Mittlerweile Angst davor Medikamente zu nehmen

Hallo,

ich habe schon ein wenig mitgelesen und mich jetzt dazu entschlossen auch zu schreiben.

Ich weis nicht mehr was ich machen soll. Es ist im Moment so schlimm das selbst das lesen, der Überschriften der Beiträge mir Angst macht aber ich möchte unbedingt meine Frage stellen weil der Leidensdruck so groß ist. Und ich möchte niemand anderem Angst mit meinem Beitrag machen.

Ich habe über 15 Jahre lang Psychopharmaka eingenommen und seit ca. einem Jahr nehme ich keine mehr.
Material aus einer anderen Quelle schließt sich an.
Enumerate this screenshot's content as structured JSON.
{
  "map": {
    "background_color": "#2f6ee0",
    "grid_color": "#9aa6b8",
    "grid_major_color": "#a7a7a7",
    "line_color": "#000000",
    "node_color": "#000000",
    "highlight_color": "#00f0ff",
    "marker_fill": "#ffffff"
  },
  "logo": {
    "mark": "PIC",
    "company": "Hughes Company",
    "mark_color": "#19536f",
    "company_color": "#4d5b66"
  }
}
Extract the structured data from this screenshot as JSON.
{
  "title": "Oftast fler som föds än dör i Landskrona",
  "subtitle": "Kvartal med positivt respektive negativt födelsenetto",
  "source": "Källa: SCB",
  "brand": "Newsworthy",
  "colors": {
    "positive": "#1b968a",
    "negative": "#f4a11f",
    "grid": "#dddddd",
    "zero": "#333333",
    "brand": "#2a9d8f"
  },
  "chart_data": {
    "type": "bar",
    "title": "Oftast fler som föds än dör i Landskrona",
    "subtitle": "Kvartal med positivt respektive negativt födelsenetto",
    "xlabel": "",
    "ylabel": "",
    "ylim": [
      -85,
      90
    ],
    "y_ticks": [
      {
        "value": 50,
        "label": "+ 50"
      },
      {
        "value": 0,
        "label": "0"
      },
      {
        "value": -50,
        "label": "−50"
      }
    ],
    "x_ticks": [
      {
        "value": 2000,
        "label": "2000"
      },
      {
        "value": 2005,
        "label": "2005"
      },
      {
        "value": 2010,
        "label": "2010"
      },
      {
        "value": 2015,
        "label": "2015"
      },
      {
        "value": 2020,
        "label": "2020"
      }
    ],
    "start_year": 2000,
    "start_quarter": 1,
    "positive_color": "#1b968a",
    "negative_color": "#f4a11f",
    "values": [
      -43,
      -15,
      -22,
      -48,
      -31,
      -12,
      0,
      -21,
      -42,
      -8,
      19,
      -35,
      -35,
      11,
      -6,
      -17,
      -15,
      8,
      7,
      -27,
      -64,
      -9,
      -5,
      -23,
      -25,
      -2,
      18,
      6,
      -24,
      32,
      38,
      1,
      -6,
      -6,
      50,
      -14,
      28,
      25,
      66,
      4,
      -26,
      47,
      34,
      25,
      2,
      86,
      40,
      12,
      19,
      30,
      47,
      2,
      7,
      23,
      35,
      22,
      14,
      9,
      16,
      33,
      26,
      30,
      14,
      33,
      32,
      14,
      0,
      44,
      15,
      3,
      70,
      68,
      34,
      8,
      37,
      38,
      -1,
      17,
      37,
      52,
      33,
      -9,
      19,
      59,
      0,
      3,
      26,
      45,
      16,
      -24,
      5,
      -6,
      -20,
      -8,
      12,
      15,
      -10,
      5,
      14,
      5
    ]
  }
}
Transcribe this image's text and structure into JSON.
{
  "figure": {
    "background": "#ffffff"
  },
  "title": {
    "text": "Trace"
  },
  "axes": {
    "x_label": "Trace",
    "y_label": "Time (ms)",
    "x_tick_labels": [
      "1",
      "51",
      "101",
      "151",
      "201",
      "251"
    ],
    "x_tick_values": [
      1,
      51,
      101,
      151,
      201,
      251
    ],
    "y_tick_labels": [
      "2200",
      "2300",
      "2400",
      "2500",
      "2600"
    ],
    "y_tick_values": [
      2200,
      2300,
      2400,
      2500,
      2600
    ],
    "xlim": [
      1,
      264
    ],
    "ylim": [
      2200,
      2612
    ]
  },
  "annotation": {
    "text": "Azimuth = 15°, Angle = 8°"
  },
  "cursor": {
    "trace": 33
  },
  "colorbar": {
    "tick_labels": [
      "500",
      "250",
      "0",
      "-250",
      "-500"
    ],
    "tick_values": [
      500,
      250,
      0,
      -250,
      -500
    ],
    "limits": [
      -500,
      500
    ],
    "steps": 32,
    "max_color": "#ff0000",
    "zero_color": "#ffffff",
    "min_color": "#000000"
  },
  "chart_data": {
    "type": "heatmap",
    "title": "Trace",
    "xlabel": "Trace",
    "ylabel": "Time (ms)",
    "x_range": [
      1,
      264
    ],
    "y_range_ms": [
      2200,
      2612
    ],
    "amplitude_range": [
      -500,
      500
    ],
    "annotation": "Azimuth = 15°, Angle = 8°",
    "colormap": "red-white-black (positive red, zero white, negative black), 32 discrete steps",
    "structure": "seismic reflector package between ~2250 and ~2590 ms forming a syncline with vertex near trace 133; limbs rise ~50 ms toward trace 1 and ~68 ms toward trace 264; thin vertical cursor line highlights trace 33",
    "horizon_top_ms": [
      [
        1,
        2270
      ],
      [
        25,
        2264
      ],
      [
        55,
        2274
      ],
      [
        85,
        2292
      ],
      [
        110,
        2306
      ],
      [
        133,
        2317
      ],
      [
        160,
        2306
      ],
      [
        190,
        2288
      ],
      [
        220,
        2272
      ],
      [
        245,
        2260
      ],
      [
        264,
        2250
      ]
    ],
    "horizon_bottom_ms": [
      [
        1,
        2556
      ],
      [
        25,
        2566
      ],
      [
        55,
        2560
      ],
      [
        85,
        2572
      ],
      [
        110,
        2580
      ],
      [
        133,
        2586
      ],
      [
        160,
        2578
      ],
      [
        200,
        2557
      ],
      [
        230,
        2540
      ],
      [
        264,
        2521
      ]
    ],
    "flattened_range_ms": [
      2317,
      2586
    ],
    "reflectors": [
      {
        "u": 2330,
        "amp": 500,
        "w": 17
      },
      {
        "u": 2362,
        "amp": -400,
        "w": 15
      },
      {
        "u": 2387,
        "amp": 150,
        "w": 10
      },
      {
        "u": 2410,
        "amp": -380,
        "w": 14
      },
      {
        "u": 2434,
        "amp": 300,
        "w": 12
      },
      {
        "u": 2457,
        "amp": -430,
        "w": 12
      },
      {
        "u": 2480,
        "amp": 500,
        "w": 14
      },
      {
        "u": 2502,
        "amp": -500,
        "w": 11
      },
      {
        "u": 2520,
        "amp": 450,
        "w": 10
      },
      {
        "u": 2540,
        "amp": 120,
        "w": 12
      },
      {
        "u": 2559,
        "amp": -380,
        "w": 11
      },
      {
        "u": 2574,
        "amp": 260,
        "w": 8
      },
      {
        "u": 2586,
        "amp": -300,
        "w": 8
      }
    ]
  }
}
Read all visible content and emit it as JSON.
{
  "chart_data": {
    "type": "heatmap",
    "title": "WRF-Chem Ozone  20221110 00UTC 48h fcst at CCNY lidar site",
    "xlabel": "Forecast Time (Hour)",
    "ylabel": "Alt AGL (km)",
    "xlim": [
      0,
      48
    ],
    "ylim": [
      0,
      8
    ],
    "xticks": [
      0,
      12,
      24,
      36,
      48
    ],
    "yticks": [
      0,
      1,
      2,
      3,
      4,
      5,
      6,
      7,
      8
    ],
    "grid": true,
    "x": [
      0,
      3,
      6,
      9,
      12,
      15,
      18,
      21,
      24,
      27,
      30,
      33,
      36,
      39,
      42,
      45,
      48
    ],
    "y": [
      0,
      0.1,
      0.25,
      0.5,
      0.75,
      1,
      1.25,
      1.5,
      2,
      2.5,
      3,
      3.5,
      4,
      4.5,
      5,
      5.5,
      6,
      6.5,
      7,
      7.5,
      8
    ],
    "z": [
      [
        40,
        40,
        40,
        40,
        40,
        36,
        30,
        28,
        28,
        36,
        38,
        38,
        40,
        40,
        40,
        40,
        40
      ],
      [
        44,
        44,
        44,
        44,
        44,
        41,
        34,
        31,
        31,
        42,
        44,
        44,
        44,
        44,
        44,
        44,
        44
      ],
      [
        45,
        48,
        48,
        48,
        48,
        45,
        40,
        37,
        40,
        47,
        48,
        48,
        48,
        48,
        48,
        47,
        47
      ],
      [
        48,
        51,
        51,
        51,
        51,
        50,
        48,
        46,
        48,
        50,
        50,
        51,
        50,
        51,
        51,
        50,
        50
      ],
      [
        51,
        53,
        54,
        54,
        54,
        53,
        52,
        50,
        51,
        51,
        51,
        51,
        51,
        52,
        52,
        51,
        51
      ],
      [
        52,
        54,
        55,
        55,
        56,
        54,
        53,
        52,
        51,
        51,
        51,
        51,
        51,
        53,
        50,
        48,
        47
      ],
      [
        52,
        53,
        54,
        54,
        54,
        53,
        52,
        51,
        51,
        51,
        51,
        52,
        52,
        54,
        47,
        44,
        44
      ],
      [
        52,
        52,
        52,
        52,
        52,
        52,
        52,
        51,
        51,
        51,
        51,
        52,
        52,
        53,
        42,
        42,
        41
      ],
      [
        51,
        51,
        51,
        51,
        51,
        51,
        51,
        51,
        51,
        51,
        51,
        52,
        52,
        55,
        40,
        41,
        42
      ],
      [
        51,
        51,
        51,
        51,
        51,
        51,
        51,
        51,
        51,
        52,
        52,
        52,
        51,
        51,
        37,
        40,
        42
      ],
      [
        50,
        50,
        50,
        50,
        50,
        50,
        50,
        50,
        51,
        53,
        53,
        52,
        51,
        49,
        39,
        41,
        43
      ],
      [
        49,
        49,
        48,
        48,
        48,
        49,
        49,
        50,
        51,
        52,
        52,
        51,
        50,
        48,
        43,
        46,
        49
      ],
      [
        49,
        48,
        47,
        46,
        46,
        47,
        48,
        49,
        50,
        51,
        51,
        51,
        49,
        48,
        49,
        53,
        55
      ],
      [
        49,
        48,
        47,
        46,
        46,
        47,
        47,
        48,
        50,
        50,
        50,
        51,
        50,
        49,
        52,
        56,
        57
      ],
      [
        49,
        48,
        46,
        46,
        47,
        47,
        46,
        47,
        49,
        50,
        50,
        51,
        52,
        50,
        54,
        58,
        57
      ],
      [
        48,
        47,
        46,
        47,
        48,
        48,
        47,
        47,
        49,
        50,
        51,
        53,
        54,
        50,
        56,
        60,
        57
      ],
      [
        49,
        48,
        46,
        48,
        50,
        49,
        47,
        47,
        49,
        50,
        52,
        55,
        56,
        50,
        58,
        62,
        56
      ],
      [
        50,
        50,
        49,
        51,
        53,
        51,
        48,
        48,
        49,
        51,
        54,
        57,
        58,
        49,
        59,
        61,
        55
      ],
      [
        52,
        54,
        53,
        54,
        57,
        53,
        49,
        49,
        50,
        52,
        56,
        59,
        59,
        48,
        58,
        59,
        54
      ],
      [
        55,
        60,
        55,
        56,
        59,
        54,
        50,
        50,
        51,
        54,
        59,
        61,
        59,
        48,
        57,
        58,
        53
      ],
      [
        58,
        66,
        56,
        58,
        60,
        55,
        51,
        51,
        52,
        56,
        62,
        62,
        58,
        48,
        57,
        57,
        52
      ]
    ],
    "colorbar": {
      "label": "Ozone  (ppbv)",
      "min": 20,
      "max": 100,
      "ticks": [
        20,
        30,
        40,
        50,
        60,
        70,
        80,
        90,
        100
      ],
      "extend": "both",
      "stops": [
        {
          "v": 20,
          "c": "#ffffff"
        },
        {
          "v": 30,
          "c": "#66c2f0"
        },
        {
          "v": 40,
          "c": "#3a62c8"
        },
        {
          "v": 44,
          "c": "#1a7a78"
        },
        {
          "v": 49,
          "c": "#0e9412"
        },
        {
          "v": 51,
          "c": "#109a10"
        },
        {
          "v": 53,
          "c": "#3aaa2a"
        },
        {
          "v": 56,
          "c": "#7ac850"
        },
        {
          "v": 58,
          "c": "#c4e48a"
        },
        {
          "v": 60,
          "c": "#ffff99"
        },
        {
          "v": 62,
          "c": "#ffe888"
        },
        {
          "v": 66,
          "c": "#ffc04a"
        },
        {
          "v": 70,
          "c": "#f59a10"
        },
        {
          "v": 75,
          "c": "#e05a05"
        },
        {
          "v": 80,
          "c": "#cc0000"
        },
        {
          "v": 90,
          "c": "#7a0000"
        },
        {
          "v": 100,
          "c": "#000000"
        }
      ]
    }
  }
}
Ich habe täglich mit massiven Todesängsten, Panikattacken und die Angst das ich körperlich was schlimmes habe oder aber durch die Einnahme der Medikamente was schlimmes passiert könnte. Eigentlich habe ich mittlerweile Angst vor fast allem. Ich habe mir die Beipackzettel durchgelesen, ich weis das sollte man besser nicht tun aber wenn da Nebenwirkungen drin stehen, vor denen ich so schon Angst habe wie soll ich die dann nehmen können?

Ich habe jetzt lange Zeit versucht die Angst so in den Griff zu bekommen mit Passionsblume, Hopfen, Baldrian, Johanneskraut (gegen meine Depression) aber ich merke, dass es einen Punkt gibt wo die pflanzlichen Präparate an Ihre Grenzen kommen. dass möchte ich nur ungern wahrhaben aber es ist wohl so.

Dadurch, das es mir zur Zeit so schlecht geht reicht die ambulante VT nicht mehr aus und ich warte auf einen Klinikplatz (ca. noch 6 Monate) als Kassenpatient. Als Privatpatient hätte ich schon Morgen einen Platz. Aber da mache ich vielleicht mal einen eigenen Beitrag zu auf.

Geht es oder ging es einigen von Euch vielleicht ähnlich, und könnt ihr mir einen Rat geben? Darüber würde ich mich sehr freuen. Das ist nur noch die Hölle und kein Leben mehr. stirnrunzeln

All die Symptome, sind mehrfach durch Ärzte abgeklärt und sollen psychosomatisch sein. Mir fällt schon wieder meine Formulierung auf (sollen psychosomatisch sein). Ich habe zusätzlich auch immer wieder Probleme den Ärzten zu vertrauen.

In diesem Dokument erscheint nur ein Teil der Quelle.